The press release for this exhibition states that “Currin brings dynamic, historicized figures into contact with a distinctly modern view of sexuality and the human body.” Though one wonders who in their right mind would ever call the emotional and intellectual stuntedness on display in these images “modern.” It seems that Currin’s brand of transgression has grown into something banal, inane—what once spit hot venom now only passes gas, and weakly. The paintings here enervated more than they irritated, and the artist’s schtick makes me think of those past-their-prime male comedians who double down on their sexist jokes as the audience boos them into oblivion. Each canvas felt like a vindictive gag by an outrageously successful painter who, at fifty-nine, still can’t stop himself from placing his spouse—an accomplished sculptor he’s been with for nearly twenty-five years—into these increasingly pointless and degrading tableaux.

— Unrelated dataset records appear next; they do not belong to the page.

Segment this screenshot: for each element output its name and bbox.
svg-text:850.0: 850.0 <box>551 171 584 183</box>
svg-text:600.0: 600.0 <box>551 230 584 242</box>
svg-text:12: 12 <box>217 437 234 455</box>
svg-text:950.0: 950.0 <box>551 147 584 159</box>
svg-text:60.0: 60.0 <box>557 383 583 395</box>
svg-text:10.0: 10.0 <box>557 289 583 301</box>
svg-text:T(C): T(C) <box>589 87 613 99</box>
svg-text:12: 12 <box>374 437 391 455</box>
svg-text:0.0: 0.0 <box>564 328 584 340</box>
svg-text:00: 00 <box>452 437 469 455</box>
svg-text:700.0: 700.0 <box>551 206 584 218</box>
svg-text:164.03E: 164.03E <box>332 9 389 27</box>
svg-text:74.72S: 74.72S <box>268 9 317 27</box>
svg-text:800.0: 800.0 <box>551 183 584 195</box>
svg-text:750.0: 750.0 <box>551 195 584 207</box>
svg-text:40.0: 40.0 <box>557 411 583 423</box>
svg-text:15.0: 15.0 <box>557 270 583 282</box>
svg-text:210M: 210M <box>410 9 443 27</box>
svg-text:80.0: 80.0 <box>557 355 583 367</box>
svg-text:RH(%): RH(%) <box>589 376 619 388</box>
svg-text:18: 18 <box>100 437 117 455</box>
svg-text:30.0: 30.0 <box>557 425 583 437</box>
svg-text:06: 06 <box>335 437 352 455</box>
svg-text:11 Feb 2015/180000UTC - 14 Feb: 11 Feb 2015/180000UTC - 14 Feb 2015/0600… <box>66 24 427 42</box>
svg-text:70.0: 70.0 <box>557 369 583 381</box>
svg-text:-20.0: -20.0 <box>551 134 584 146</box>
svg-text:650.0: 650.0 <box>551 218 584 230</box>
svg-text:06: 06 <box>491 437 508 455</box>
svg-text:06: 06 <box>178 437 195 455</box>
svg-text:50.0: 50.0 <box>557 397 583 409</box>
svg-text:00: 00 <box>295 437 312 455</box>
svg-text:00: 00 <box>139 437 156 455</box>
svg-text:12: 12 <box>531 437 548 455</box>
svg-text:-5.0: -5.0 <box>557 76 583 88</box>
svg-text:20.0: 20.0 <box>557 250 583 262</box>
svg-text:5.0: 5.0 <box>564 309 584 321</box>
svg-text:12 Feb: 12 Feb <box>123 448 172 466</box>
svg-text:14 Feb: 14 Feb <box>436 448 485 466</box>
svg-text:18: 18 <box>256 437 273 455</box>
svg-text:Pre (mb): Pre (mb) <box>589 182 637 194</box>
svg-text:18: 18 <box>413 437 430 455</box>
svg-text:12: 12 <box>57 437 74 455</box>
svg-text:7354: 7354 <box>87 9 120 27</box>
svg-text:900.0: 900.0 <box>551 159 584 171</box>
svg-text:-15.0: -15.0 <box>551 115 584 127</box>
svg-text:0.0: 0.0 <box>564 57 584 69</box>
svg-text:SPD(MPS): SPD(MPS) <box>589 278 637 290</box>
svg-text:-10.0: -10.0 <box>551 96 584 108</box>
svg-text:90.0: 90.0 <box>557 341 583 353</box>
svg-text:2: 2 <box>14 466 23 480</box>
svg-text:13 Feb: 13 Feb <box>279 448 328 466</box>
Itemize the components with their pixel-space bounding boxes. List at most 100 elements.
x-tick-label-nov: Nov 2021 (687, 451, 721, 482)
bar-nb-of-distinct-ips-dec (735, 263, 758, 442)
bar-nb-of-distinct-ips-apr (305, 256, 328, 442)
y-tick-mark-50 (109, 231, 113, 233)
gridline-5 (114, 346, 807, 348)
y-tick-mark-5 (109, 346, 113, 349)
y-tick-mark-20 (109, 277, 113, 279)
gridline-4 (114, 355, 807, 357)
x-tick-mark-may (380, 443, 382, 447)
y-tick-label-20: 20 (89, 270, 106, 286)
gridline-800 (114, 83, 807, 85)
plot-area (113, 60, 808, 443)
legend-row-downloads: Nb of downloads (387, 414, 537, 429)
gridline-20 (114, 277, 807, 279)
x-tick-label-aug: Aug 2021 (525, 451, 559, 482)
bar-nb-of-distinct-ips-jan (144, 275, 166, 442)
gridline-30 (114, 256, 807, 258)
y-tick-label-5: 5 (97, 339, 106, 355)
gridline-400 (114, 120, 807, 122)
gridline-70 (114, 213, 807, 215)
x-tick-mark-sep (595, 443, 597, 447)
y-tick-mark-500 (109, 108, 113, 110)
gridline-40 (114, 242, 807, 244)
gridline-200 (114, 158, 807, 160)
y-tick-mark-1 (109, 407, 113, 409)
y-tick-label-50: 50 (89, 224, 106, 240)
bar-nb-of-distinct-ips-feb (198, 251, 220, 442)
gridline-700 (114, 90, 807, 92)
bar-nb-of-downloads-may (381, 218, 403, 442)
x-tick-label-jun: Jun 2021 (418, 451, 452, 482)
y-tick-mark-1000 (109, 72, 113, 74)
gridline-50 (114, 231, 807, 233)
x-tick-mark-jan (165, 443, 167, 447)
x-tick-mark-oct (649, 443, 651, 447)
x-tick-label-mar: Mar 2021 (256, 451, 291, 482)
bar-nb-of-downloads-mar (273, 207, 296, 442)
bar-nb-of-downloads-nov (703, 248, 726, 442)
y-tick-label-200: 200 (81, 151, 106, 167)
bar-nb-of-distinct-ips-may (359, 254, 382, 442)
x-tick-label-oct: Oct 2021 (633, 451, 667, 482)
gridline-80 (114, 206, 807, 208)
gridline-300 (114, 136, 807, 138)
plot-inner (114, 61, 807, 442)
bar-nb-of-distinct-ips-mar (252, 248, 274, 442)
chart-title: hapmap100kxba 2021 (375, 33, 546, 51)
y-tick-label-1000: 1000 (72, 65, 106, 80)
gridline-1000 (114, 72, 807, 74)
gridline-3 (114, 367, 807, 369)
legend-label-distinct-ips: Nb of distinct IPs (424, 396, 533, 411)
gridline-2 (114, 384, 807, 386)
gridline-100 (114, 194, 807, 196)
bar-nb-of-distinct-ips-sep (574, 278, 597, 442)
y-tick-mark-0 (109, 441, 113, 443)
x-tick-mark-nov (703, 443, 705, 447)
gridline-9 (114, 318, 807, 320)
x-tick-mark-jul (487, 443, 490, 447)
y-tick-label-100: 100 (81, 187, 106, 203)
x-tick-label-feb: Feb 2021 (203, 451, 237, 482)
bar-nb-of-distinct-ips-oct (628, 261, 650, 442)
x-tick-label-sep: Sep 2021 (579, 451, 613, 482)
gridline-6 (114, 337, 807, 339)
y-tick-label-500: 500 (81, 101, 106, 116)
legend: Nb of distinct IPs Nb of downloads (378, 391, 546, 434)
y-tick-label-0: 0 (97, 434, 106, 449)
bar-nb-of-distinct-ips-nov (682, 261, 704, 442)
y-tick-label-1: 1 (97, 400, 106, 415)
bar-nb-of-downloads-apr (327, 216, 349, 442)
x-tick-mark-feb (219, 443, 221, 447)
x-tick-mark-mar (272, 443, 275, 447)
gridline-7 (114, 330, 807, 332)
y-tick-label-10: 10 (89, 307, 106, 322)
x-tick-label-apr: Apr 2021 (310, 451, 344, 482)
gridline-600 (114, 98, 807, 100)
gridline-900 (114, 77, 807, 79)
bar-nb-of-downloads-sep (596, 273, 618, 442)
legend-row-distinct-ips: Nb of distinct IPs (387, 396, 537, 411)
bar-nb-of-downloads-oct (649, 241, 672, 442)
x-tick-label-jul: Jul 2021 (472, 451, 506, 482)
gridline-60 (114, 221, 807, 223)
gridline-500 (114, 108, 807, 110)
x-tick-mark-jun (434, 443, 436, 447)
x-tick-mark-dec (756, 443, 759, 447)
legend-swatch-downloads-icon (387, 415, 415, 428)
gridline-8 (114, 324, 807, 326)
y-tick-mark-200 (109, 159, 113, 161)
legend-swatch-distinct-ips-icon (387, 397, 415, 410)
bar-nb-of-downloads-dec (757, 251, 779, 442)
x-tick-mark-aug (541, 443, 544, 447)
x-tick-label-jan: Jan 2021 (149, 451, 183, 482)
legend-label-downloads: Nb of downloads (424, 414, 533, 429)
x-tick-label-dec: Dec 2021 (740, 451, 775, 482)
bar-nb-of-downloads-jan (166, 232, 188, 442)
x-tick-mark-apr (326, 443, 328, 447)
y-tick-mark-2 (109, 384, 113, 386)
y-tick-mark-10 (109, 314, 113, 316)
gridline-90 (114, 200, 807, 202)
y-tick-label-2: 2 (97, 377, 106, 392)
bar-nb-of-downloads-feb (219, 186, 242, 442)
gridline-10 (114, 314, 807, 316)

I’d like to believe that Currin is much smarter than his work suggests. But what does that matter when a cynical misogynistic worldview pays off—it helped get Trump into the White House, after all. Like the Donald, Currin is a straight, blond, wealthy white guy who’s perfected the art of the low blow. Maybe it’s because hatefulness, poorly disguised as satire here, offers up a pretty addictive high that clearly pays big dividends.